I here stress that these are only possible explanations of the found results. However the music industry often follows specific marketing cycles, and these cycles can influence the timing of releases. In some markets, the eligibility periods for music awards can influence release dates. Artists might align their release schedules with touring and festival seasons. Certain months are influenced by cultural events and holidays, which can either encourage or discourage new releases. All these factors contribute to prevent the consolidation of a dominant release month over the others. In fact, despite January being the top month for song releases, its percentage difference with respect to April (the worst month) corresponds to only 3.8%.

Successively, I examined which are the most streamed songs and artists on the three major platforms (Spotify, YouTube and TikTok) and reported in Figure 3 and 4 respectively.

Illustration of combining vision and language modalities

Figure 3: Most streamed tracks on Spotify (upper panel), YouTube (middle panel) and TikTok (bottom panel).

Blinding Lights (The Weekend) is the most streamed song on Spotify with more than 8 billions streams, immediately followed by Shape of You (Ed Sheeran) with little less than 8 billions streams. Baby Shark, instead, results to be the most streamed on YouTube with more than 17 billions of views, almost doubling Despacito (Luis Fonsi) at the second position with nearly 9 billions of views. We also notice that the third position is occupied by Shape of You that reaches almost 8 billions visualizations. The most streamed song on TikTok, and the most streamed overall, is Monkeys Spinning Monkeys (Kevin MacLeod) which has achieved more than 250 billions of streams! This result indicates that TikTok is nowadays the most used platform to stream video and songs. It is important to highlight that Monkeys Spinning Monkeys is a soundtrack which fits very well with the most viral videos on TikTok. In fact it has only a few millions views on YouTube and nearly 10 millions streams on Spotify (ten thousands times less than TikTok streams!). A similar argument could be made for Love You So (The King Khan & BBQ Show) that outperformed TikTok ranks with more than 200 billions of streams but a few ten millions on the other two platforms.

The most streamed artist on Spotify is Bad Bunny together with The Weeknd with more than 35 billions ratings. Immediately after there is Drake with more than 30 billions streams. Regarding YouTube, the most rated artist is Ed Sheeran with more than 25 billions of listenings, followed by Bad Bunny. Taylor Swift, instead, is the third most streamed artits on YouTube reaching 20 billions plays. As already discussed for the track, also the most streamed artists on TikTok are not the most popular on the other two platforms. In fact, Kevin MacLeod and The King Khan & BBQ Show occupy the first and the second rank in this ranking thanks to their extremely viral soundtracks.

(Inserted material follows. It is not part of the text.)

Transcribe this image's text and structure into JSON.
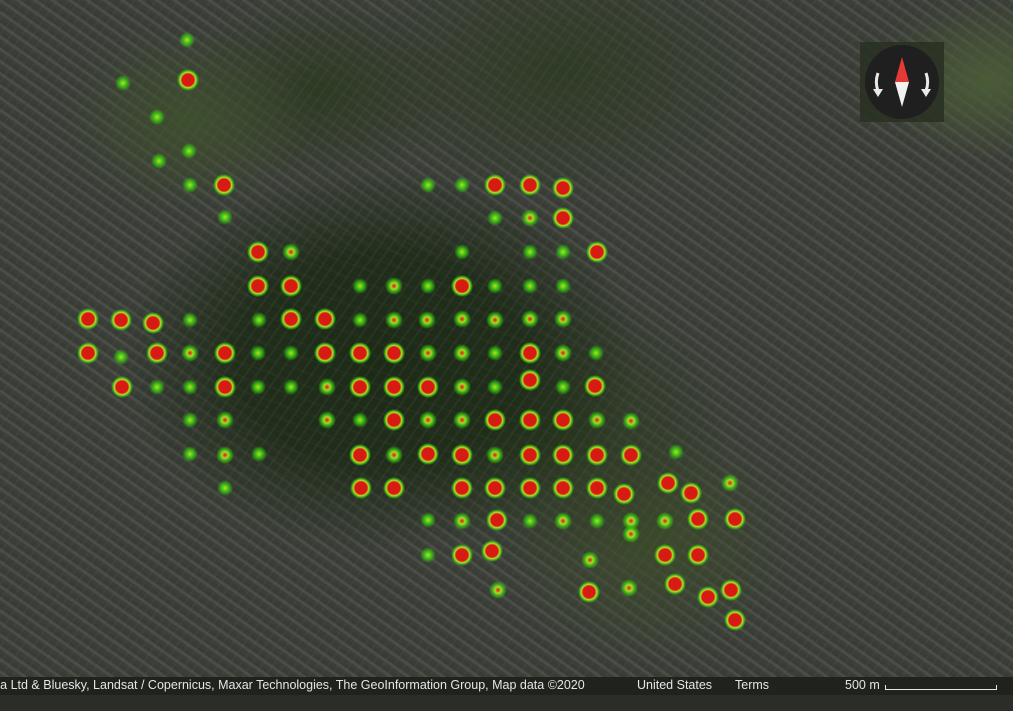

Illustration of combining vision and language modalities

Figure 4: Most streamed artists on Spotify (upper panel), YouTube (middle panel) and TikTok (lower panel).

Figure 5 shows the top five artists for the number of released songs while Figure 6 represents their corresponding average track score. We notice that while Taylor Swift and Drake are the most prolific artists (63 songs both) their overall track scores are the lowest. This is mainly a consequence of averaging on a larger dataset (number of tracks). I have verified that using the median in place of the mean does not change the results.

Illustration of combining vision and language modalities

Figure 5: Top 5 artists per released songs

Illustration of combining vision and language modalities

Figure 6: Mean track score corresponding to the artists in Fig. 5.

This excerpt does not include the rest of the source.